Depending on the type of drivetrain used, a car can use two, four, six, or eight megajoules per lap at Le Mans. Exceed that and they’ll be held in the pits for between 10 and 60 seconds–a lifetime in a race where minutes, or even seconds, can separate first and second place.

While Audi is using a diesel V6 and Toyota is running a gas V8, Porsche is a 2.0-liter V4–yes, V4–producing close to 500 horsepower and spinning at 9,000 rpm. Of course it’s got direct injection and turbocharging, but that’s not especially noteworthy considering you can find that in a Ford Focus.

What’s most impressive about the 919 is the two ways Porsche recovers energy to juice up its hybrid system. The first system uses an electric generator with a turbine driven by the exhaust. A second system gathers kinetic energy during braking just like a Toyota Prius. All that energy is stored in a water-cooled, lithium-ion battery pack (Porsche isn’t saying how big it is) that powers an electric motor (Porsche won’t say how powerful) that drives the front wheels, giving the 919 on-demand all wheel drive.

Porsche is competing in the Premiere Class, which gives it the maximum eight megajoules to play with. Although that means the hybrid system is heavier and more complex–which means there are more things that can go wrong–it also means less fuel consumption. Greater efficiency means less time spent refueling, which means greater distance covered, and that’s the entire point of endurance racing. Porsche says the 919′s engine will be driven at full load 75 percent of the 8.48-mile circuit, and use just 1.23 gallons of fuel in the process. Drivers adjust, on the fly, when and how the electric boost comes on, allowing them to account for, say, track conditions or a dogfight in traffic.

Despite all this hardware, the 919 Hybrid is remarkably light at 1,918 pounds–66 pounds lighter than last year’s cars. You can do that when you use carbon fiber for pretty much everything, from the bodywork to the tub the driver sits in. The car is tiny, too, just 183.1 inches long, about 70 inches wide, and just 41.3 inches tall–nearly waist-height.

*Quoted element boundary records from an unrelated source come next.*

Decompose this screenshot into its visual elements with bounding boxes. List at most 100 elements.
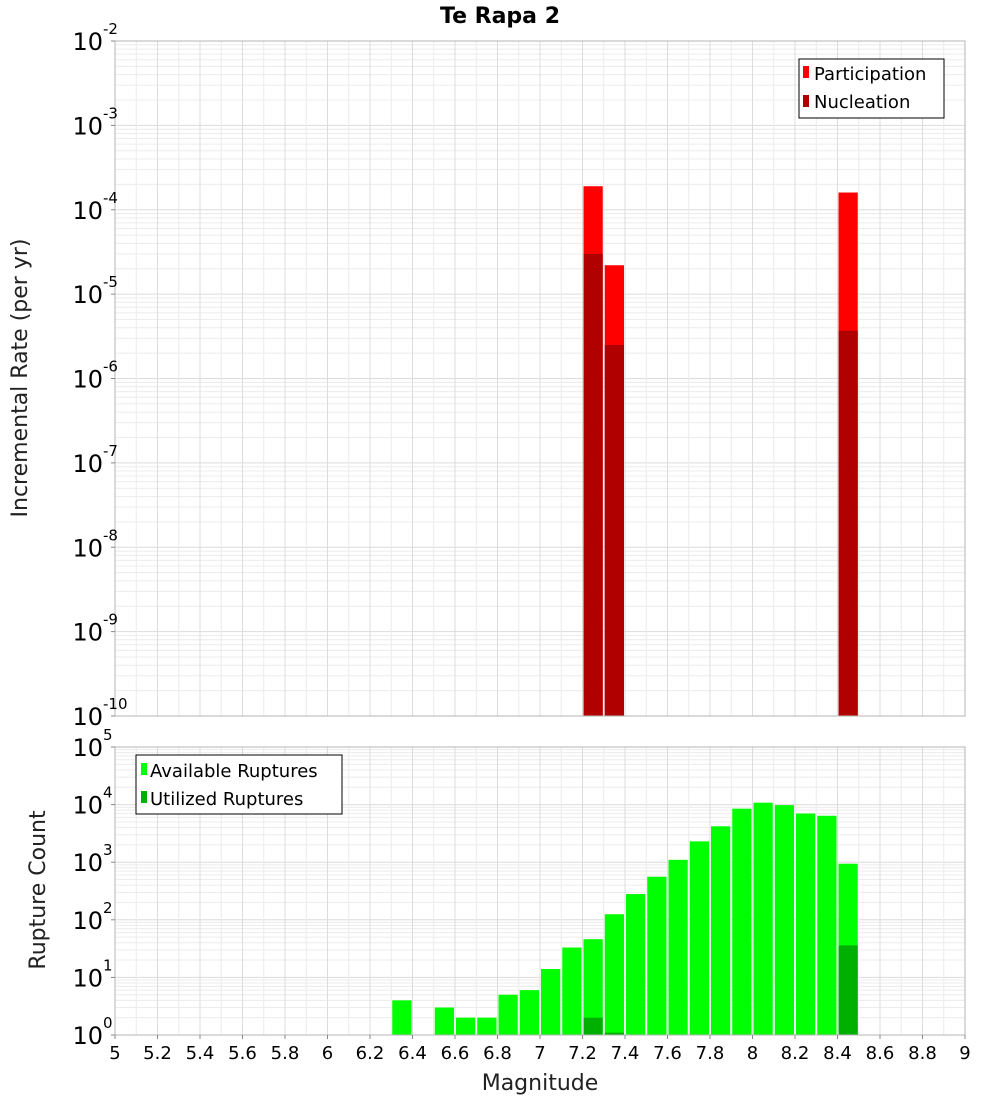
legend-swatch-available-ruptures <box>141 763 147 775</box>
bottom-bar-available-ruptures-7 <box>562 947 582 1035</box>
x-tick-label: 7.4 <box>611 1043 640 1064</box>
bottom-legend: Available Ruptures Utilized Ruptures <box>135 754 343 815</box>
top-y-tick-label: 10 -2 <box>72 20 118 56</box>
x-tick-label: 8.8 <box>908 1043 937 1064</box>
top-legend: Participation Nucleation <box>798 58 945 119</box>
top-y-tick-label: 10 -5 <box>72 273 118 309</box>
x-tick-label: 7.6 <box>653 1043 682 1064</box>
bottom-bar-available-ruptures-5 <box>519 990 539 1035</box>
top-y-tick-label: 10 -7 <box>72 442 118 478</box>
top-y-tick-label: 10 -3 <box>72 104 118 140</box>
bottom-y-tick-exponent: 3 <box>103 841 113 859</box>
top-y-tick-exponent: -9 <box>103 611 118 629</box>
bottom-y-tick-label: 10 4 <box>72 784 115 820</box>
bottom-y-tick-exponent: 2 <box>103 899 113 917</box>
x-tick-label: 5.6 <box>228 1043 257 1064</box>
top-y-tick-text: 10 <box>72 450 103 478</box>
legend-label-participation: Participation <box>814 64 926 85</box>
bottom-y-tick-label: 10 2 <box>72 899 115 935</box>
chart-title: Te Rapa 2 <box>440 4 560 29</box>
bottom-bar-available-ruptures-19 <box>817 815 837 1035</box>
top-legend-box <box>798 58 945 119</box>
bottom-bar-available-ruptures-0 <box>392 1000 412 1035</box>
top-y-tick-text: 10 <box>72 534 103 562</box>
bottom-bar-utilized-ruptures-1 <box>604 1032 624 1035</box>
x-tick-label: 5.4 <box>186 1043 215 1064</box>
x-tick-label: 7 <box>534 1043 545 1064</box>
top-y-tick-text: 10 <box>72 366 103 394</box>
bottom-y-tick-text: 10 <box>72 964 103 992</box>
top-y-axis-label: Incremental Rate (per yr) <box>8 239 33 518</box>
bottom-bar-available-ruptures-12 <box>668 859 688 1035</box>
x-tick-label: 5.8 <box>271 1043 300 1064</box>
top-y-tick-exponent: -5 <box>103 273 118 291</box>
bottom-bar-available-ruptures-3 <box>477 1017 497 1035</box>
x-axis-label: Magnitude <box>482 1071 599 1096</box>
top-y-tick-exponent: -10 <box>103 695 128 713</box>
bottom-bar-available-ruptures-14 <box>711 826 731 1035</box>
bottom-y-tick-text: 10 <box>72 734 103 762</box>
bottom-y-tick-label: 10 0 <box>72 1014 115 1050</box>
legend-swatch-participation <box>803 66 809 78</box>
top-y-tick-text: 10 <box>72 197 103 225</box>
bottom-y-tick-exponent: 4 <box>103 784 113 802</box>
top-y-tick-exponent: -2 <box>103 20 118 38</box>
bottom-y-tick-text: 10 <box>72 907 103 935</box>
top-bar-nucleation-1 <box>604 344 624 716</box>
bottom-y-tick-label: 10 5 <box>72 726 115 762</box>
x-tick-label: 8.2 <box>781 1043 810 1064</box>
bottom-y-tick-exponent: 1 <box>103 956 113 974</box>
top-y-tick-exponent: -4 <box>103 189 118 207</box>
x-tick-label: 6.2 <box>356 1043 385 1064</box>
x-tick-label: 6.8 <box>483 1043 512 1064</box>
top-y-tick-exponent: -8 <box>103 526 118 544</box>
bottom-bar-available-ruptures-2 <box>456 1017 476 1035</box>
top-y-tick-text: 10 <box>72 619 103 647</box>
bottom-y-axis-label: Rupture Count <box>26 810 51 970</box>
bottom-bar-available-ruptures-4 <box>498 994 518 1035</box>
bottom-bar-utilized-ruptures-2 <box>838 945 858 1035</box>
bottom-bar-available-ruptures-16 <box>753 802 773 1035</box>
bottom-bar-available-ruptures-13 <box>689 841 709 1035</box>
legend-label-nucleation: Nucleation <box>814 92 910 113</box>
legend-swatch-nucleation <box>803 95 809 107</box>
x-tick-label: 6.4 <box>398 1043 427 1064</box>
bottom-bar-available-ruptures-11 <box>647 876 667 1035</box>
bottom-bar-available-ruptures-6 <box>541 968 561 1035</box>
top-bar-nucleation-0 <box>583 253 603 716</box>
top-y-tick-label: 10 -6 <box>72 358 118 394</box>
x-tick-label: 8.4 <box>823 1043 852 1064</box>
x-tick-label: 9 <box>959 1043 970 1064</box>
x-tick-label: 5 <box>109 1043 120 1064</box>
bottom-y-tick-text: 10 <box>72 1022 103 1050</box>
bottom-bar-available-ruptures-10 <box>626 894 646 1035</box>
x-tick-label: 6.6 <box>441 1043 470 1064</box>
x-tick-label: 6 <box>322 1043 333 1064</box>
legend-label-available-ruptures: Available Ruptures <box>150 761 318 782</box>
bottom-y-tick-text: 10 <box>72 849 103 877</box>
top-bar-nucleation-2 <box>838 330 858 716</box>
top-y-tick-label: 10 -4 <box>72 189 118 225</box>
top-y-tick-exponent: -7 <box>103 442 118 460</box>
top-y-tick-label: 10 -10 <box>72 695 127 731</box>
x-tick-label: 7.8 <box>696 1043 725 1064</box>
x-tick-label: 8.6 <box>866 1043 895 1064</box>
bottom-bar-available-ruptures-17 <box>774 805 794 1035</box>
x-tick-label: 8 <box>747 1043 758 1064</box>
bottom-y-tick-label: 10 1 <box>72 956 115 992</box>
bottom-bar-utilized-ruptures-0 <box>583 1017 603 1035</box>
top-y-tick-text: 10 <box>72 281 103 309</box>
bottom-y-tick-label: 10 3 <box>72 841 115 877</box>
top-y-tick-text: 10 <box>72 703 103 731</box>
bottom-bar-available-ruptures-8 <box>583 939 603 1035</box>
legend-swatch-utilized-ruptures <box>141 791 147 803</box>
bottom-bar-available-ruptures-1 <box>434 1007 454 1035</box>
top-y-tick-label: 10 -8 <box>72 526 118 562</box>
bottom-y-tick-exponent: 5 <box>103 726 113 744</box>
top-y-tick-text: 10 <box>72 28 103 56</box>
bottom-bar-available-ruptures-15 <box>732 808 752 1035</box>
top-y-tick-exponent: -6 <box>103 358 118 376</box>
legend-label-utilized-ruptures: Utilized Ruptures <box>150 789 303 810</box>
bottom-y-tick-exponent: 0 <box>103 1014 113 1032</box>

It makes the 911, which is by no means a leviathan, look absolutely huge.

The 919′s first battle is set to take place on April 20th at Silverstone, followed by another six, seven-hour races around the world, culminating in the final event of the year at Le Mans.

But don’t think all this tech is just for the track. Porsche has a storied history of bringing race technology to the road. The list includes the stuff already on your car, like fuel injection and disc brakes, and more specialized fare like dual clutch transmissions and even carbon fiber monocoque construction. Bet on Porsche using the 919 to expand that tradition. Porsche says the 919 is  a research and development platform for for future models. It’s already begun with the 918 Spyder. It’s only a matter of time before you see you see this technology in the 911.